Entah kenapa aku merasa sangat beruntung kali ini, entah kenapa semua serangan berhasil aku hindari—meski itu menimbulkan kerusakan cukup parah di sekitar.
Akupun dengan sigap mengambil kunci rumah lalu masuk dan kembali menguncinya dari luar.
Aku mengatur napasku yang terengah-engah sambil menyengerkan badanku di pin—
Jleb
Aku merasa sesuatu menujuk menembuh perutku, sebuah pedang yang tak begitu panjang putih bajuku kini tersiram oleh warna merah yang keluar dari luka perutku.
"Apa aku akan mati disini?"
Pedang itu keluar dari tubuh kecilku, aku lalu menggunakan sisa tenagaku untuk berjalan hingga sampai di ruang tengah, namun aku bisa mendengar ia berhasil menjebol pintu depan. Aku yang semakin takut mempercepat langkahku, mencari tempat berlindung.
Ya—namun semuanya terlambat. Sosok pria tersebut tiba-tiba muncul di depanku dalam sekejap dan melemparku hingga menabrak menjebol pintu sebuah ruangan.

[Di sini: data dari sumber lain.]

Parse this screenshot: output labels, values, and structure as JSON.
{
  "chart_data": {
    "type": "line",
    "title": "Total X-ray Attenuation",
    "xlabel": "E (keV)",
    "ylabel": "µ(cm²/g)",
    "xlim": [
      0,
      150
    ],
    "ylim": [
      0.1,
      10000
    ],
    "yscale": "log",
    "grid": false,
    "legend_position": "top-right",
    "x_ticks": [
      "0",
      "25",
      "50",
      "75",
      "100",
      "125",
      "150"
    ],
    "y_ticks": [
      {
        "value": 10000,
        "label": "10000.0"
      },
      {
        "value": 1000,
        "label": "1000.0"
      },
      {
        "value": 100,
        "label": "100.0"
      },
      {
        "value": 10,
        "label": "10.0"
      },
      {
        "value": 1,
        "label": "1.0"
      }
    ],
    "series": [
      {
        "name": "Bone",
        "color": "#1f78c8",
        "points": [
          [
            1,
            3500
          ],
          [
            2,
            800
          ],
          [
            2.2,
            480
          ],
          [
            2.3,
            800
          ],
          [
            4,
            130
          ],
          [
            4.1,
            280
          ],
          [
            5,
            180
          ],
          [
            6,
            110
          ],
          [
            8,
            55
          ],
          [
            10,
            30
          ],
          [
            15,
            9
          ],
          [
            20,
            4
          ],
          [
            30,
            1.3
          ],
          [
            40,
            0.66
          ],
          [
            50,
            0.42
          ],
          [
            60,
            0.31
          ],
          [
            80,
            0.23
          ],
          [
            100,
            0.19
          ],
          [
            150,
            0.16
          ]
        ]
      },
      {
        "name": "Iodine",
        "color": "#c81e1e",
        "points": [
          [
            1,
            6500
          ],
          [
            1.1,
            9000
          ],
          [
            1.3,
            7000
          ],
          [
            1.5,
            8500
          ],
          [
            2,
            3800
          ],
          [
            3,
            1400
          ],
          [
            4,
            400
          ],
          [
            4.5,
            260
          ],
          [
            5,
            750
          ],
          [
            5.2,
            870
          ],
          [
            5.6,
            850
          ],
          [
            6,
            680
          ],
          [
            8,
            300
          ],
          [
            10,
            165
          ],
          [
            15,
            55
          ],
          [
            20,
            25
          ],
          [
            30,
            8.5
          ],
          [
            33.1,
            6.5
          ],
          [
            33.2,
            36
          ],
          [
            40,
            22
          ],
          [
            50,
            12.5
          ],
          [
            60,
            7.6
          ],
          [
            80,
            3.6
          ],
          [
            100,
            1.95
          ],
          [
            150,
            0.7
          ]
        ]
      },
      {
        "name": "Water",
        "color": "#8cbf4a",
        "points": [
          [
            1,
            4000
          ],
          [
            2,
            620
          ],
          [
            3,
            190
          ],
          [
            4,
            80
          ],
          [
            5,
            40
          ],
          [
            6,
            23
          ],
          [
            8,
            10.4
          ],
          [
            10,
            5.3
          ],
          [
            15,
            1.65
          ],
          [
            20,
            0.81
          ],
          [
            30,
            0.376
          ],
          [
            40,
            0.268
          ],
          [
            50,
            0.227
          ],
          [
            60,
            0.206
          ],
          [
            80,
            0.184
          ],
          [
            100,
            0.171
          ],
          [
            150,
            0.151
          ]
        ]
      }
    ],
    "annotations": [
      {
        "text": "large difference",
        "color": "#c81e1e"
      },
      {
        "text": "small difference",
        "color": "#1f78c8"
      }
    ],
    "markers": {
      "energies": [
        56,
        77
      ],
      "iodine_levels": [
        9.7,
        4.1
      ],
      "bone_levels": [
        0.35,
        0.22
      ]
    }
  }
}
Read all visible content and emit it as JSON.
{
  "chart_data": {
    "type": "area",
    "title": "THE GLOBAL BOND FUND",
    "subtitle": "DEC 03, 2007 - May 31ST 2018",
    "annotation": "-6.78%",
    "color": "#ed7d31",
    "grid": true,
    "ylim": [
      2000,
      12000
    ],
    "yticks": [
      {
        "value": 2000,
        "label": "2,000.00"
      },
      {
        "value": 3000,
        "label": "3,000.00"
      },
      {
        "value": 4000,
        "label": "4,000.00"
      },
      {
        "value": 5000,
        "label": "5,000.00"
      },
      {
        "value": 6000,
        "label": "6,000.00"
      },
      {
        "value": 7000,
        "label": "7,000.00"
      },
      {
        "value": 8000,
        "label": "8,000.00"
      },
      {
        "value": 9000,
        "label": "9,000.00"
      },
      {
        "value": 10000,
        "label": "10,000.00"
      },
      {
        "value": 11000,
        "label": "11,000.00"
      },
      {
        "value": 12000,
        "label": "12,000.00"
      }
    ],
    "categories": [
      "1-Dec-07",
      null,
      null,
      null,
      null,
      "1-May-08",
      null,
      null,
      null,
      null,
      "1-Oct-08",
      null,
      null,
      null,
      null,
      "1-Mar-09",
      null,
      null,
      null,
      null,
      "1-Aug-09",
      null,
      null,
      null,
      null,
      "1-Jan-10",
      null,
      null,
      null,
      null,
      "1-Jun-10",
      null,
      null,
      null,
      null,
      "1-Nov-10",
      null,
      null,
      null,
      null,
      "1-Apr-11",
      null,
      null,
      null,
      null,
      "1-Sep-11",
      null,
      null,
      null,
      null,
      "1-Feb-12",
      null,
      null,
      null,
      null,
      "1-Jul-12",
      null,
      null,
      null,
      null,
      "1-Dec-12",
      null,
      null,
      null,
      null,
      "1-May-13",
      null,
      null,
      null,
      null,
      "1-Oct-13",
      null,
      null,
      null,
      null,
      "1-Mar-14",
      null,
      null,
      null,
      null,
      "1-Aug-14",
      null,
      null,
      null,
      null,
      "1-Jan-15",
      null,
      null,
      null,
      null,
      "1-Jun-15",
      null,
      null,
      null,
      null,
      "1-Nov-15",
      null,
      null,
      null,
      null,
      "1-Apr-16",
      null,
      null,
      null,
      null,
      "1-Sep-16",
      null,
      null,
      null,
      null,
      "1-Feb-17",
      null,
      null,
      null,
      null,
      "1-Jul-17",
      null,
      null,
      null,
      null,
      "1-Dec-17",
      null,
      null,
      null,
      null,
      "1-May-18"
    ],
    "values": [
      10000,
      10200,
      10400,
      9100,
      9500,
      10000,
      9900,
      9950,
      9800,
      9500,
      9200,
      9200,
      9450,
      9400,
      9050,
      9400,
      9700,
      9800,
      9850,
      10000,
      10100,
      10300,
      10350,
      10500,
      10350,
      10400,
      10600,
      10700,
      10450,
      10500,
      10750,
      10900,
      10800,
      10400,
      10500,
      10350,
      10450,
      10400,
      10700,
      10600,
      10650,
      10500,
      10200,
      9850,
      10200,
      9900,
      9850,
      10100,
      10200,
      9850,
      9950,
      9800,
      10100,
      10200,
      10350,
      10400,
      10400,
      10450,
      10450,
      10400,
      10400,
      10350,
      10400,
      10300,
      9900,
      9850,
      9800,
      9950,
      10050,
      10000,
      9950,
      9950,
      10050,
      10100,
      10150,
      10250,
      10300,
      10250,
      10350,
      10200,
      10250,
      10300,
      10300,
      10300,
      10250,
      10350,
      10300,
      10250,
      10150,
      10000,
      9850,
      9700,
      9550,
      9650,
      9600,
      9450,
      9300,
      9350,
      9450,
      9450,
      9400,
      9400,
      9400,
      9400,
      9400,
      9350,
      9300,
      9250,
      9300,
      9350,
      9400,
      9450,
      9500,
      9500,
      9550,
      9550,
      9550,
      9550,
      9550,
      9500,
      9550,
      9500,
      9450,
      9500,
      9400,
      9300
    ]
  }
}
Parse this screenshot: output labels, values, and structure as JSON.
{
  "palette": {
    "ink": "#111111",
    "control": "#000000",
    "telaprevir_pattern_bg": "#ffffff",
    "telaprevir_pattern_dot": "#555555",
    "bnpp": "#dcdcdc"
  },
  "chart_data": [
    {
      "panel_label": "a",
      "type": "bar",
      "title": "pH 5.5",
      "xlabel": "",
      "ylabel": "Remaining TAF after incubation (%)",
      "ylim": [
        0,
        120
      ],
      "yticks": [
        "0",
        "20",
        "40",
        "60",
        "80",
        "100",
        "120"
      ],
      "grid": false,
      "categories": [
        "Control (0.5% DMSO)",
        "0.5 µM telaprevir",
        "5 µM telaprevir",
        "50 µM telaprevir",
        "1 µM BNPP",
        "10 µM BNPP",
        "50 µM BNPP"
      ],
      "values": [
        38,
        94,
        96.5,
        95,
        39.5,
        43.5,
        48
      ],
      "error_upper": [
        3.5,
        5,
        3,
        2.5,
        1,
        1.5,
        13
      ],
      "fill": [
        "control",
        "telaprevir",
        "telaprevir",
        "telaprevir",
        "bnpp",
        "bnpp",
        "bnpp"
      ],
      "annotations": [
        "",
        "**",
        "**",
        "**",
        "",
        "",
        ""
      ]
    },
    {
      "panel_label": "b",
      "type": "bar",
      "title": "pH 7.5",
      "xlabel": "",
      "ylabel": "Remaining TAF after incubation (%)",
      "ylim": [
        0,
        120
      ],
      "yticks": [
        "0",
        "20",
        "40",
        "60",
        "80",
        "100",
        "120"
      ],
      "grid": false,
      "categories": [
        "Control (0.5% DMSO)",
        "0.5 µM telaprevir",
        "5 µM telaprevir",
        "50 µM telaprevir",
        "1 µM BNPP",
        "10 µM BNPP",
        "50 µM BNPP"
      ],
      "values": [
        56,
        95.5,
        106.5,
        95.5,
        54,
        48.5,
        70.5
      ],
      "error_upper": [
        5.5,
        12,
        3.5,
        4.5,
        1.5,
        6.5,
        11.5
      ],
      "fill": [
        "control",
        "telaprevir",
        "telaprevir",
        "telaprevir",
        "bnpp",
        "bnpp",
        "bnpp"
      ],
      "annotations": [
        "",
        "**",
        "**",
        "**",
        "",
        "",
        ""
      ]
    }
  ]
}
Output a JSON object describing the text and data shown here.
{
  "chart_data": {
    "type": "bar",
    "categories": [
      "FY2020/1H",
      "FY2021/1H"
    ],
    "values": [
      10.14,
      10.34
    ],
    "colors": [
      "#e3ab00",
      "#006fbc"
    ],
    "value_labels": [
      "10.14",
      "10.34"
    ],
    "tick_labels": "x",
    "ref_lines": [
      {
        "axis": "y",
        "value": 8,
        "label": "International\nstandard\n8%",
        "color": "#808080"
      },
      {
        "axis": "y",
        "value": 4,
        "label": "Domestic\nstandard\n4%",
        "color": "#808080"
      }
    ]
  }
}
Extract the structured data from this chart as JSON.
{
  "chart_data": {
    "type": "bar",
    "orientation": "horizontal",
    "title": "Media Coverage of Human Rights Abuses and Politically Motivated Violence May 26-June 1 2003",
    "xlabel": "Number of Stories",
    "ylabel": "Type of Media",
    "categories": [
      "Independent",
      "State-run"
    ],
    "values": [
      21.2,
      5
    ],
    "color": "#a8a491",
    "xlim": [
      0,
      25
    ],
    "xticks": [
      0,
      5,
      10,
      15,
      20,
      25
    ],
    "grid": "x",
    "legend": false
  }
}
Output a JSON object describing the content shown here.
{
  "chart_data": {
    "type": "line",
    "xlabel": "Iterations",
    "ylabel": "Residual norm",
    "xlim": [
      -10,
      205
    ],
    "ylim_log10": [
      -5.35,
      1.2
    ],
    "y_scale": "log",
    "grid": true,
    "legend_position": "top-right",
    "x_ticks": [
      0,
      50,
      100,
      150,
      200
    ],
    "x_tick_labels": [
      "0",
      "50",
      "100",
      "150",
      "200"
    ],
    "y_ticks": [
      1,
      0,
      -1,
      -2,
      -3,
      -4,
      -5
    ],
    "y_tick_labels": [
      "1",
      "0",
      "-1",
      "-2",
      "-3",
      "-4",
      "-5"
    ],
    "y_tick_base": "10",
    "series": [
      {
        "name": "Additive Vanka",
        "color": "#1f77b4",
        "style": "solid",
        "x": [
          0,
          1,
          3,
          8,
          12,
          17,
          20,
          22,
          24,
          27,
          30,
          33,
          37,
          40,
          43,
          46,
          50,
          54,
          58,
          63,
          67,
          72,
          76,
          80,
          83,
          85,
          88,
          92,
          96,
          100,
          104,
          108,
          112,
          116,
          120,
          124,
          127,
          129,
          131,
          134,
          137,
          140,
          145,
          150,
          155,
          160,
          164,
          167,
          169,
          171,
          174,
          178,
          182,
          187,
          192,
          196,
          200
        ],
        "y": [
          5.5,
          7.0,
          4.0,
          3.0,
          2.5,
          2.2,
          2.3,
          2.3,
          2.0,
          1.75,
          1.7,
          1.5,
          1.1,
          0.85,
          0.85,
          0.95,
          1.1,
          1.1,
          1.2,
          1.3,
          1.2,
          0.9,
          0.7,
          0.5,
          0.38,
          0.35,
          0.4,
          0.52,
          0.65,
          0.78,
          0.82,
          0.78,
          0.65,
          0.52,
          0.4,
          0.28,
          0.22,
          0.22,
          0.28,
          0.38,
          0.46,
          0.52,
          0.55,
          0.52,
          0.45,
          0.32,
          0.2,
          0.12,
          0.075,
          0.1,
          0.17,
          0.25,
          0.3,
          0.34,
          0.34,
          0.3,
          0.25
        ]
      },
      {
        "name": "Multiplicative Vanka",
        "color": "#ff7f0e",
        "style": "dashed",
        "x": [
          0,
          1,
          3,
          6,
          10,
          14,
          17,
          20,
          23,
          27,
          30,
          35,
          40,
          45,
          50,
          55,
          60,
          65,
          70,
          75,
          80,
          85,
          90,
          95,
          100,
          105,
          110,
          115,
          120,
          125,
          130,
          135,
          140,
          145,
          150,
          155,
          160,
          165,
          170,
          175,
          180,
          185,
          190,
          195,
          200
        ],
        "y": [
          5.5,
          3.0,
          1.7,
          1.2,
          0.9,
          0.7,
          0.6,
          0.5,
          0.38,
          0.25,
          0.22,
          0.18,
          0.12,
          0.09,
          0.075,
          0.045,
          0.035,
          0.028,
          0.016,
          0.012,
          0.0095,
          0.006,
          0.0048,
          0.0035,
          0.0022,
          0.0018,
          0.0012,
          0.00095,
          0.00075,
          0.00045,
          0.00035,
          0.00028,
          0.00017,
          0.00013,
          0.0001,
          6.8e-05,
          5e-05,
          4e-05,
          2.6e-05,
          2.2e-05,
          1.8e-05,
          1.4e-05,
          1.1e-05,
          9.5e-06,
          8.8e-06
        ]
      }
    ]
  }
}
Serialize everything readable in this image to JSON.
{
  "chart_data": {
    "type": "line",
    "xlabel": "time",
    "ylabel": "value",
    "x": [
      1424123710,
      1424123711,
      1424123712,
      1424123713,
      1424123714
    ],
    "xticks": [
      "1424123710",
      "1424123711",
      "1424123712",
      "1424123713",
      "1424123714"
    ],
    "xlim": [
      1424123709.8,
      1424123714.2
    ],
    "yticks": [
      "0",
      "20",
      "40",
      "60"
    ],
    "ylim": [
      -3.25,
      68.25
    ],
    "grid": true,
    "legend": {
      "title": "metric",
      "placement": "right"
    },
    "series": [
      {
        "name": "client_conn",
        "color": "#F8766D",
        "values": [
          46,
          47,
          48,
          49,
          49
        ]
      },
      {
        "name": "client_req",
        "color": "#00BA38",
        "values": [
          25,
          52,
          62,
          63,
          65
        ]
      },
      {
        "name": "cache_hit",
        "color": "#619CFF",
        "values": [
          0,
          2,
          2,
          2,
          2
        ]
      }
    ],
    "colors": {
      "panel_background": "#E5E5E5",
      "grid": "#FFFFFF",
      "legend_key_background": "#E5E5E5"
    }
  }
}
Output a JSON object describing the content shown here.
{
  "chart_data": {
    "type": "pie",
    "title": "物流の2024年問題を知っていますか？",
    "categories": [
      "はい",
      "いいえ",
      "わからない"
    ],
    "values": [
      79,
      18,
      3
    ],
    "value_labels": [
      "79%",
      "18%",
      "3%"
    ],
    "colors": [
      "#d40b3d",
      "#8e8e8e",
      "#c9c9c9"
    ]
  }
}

"Uhuk! Uhuk! Ukkhh..." Aku terbatuk sembari merintih kesakitan, pandangan mataku tampak sangat buruk, semua mulai memudar. Dan aku merasa seseorang menarik rambutku.
"Kau tahu~ aku suka sekali menyiksa anak kecil! Aku suka melihat wajah kecilnya yang merintih meminta pertolongan, ahahaha! Kalau aku bisa memenangkan perang cawan suci ini akan kupastikan aku akan meminta pada cawan suci agar aku bisa menyiksa seluruh anak kecil di dunia ini. Maka dari itu aku tidak biia membiarkanmu mengikuti perang suci ini dan mengganggu impianku."
Aku terkejut mendengar ucapan pria itu, apa—
Apa aku akan mati di tangan si psikopat ini?
Tidak mau!
"Jan...gan ber...can..da... apa ba...gusnya menyik...sa..." kataku dengan sisa kekuatanku yang tersisa, sedikit aku bisa melihat raut wajahnya yang marah.
Ia lalu membenturkan kepalaku ke tempok di belakangku. Membuat cairan merah tersebut kembali mengalir dari tubuhku.
Aku hanyalah anak kelas 2 SD.
Dan kini aku akan mati di tangan seorang psikopat, maniak penyiksa.
Aku tidak mau mati—
Terutama di tangan bajingan ini.
Tolong aku.
"Siapa saja... to...long..."
Tolong aku.
"Sia...pa sa..ja..."
"Heh, percuma saja, tidak akan ada yang bisa menolongmu! Tidak ada manusia yang mau mati percuma demi hanya menolong seorang bocah!"
Tolong...
"Aku... tidak mau... mati." Aku mengunakan kekuatan terakhirku untuk menggigit tangan pemuda itu hingga aku terjatuh diatas lantai semen yang kasar.
"Kau apa yang kulakukan?!!" Ia tampak marah dan menendang wajahku dengan kakinya.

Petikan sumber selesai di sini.